I read a great essay by James Bowman this morning that is on the Wall Street Journal's Opinion Journal website. It is titled "Getting it Right" and among other things, it discusses the role of the late David Halberstam in how journalism has changed over the last 40 years and where it is today. There are individual journalists to whom his criticism doesn't apply, but overall I think it's a fairly accurate description of journalism today. It's a pretty long essay and I suggest that you read the whole thing, but one section really stood out to me:
After noting how, since Halberstam, it has become part of the romance of being a reporter to question the bona fides of America's leaders, Ambassador Holbrooke added: "But everything depended on David getting it right, and he did." This strikes me as being equally revealing. "Getting it right" is of course an admirable ambition for a journalist, but it is an exercise that has little in common with what generals and politicians must do, which is to lead others through situations of mortal peril with appallingly incomplete and inaccurate information to guide them. Getting it wrong is a given. That's what the romance of the Halberstamian example has made journalists--and not only journalists!--forget when they try to apply his lesson from Vietnam to the Iraq war. For the man who must act and not just observe, the only question that matters is how quickly he can recognize and recover from his mistakes and how strong is his will to keep fighting in spite of them and the inevitable setbacks they cause. On the first of these tests, the Bush administration has done rather badly, I think; on the second it has done rather well. But part of the reason for its failures has been that the mind of the media remains obsessed with the question only of its prescience--as if "getting it right" were the only thing that mattered and getting it wrong a fatal disqualification for leadership.
This odd prejudice may be partly owing to the huge social premium we put on intelligence in the era of the cognitive elite. People who have no idea on earth what to do about the war or any of the problems we face as a nation think it is some kind of program to ridicule the intelligence of the President. Even the political opposition has fallen into this trap by making mere perspicacity in the anticipation of evils rather than the determined effort to combat them its test of political success. Thus in Sen. Jim Webb's reply to the president's State of the Union Address in January, he had no alternative to suggest to the measures for dealing with Iraq that had been proposed, but he was full of indignation on the grounds that the mistakes of the administration had been foreseeable. He knew that they were foreseeable because he himself had foreseen them. The implication was that he was much cleverer than President Bush--as if that was all that need be said to the credit of the former and the discredit of the latter.

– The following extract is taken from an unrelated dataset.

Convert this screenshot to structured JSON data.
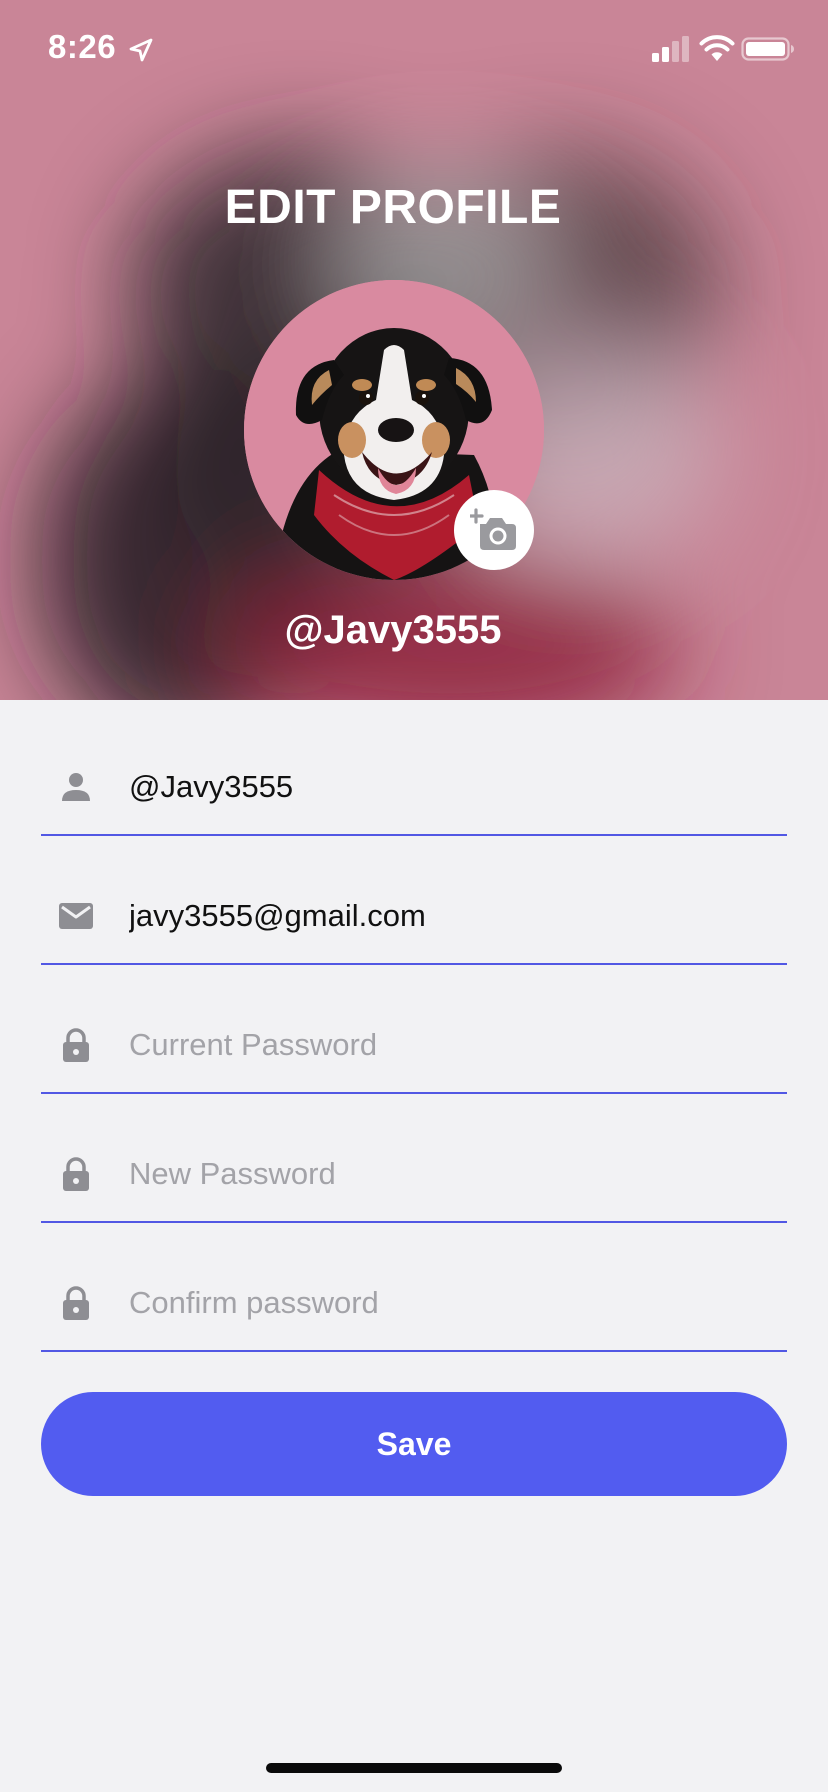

The fact that the opposition and the media frame the debate in this way means that much of the administration's energies have to be expended in defending itself against endless second-guessing, which in turn means that it is even less inclined to recognize and correct mistakes. This is infantile politics. Meanwhile, on the question of what is now to be done about the mistakes, no one seems to know any better than Sen. Webb, whose policy amounts to saying that we ought not to have made them in the first place. This is also the view of much of the Democratic Party, and almost all of the media, who repeat mechanically that we need a "change of course" in Iraq but never get around to telling us what they would change--short of surrendering, which is now becoming the default option. In April, Sen. Harry Reid finally bowed to the logic of his own position by acknowledging that the war was already lost. At any rate it had better be, if he wants to preserve the reputation for shrewdness and sagacity that he, like so many others, have cultivated by being wise after the event.
My apologies to the author for excerpting so much, but I didn't want to hack that up and I think he is dead-on about how the debate on Iraq and many other issues has been framed. I disagree, to some degree, with his take on how Bush has performed in recognizing and recovering from his mistakes, but that's something that reasonable people can debate about. My take is that history will be much kinder to Bush than those who are hyper-critical and so damned partisan today.
That's not to say that Bush, or the government, or the military do not deserve criticism at times. I've grown pretty weary though of people who snipe from the sidelines without offering realistic plans of their own or who ignore historical perspective regarding large, complex, and difficult tasks. It's one thing when that kind of behavior takes place debating farm subsidies or transportation bills. It's a whole different thing when it happens about a war while we have troops fighting in the field. That's a damn disgrace.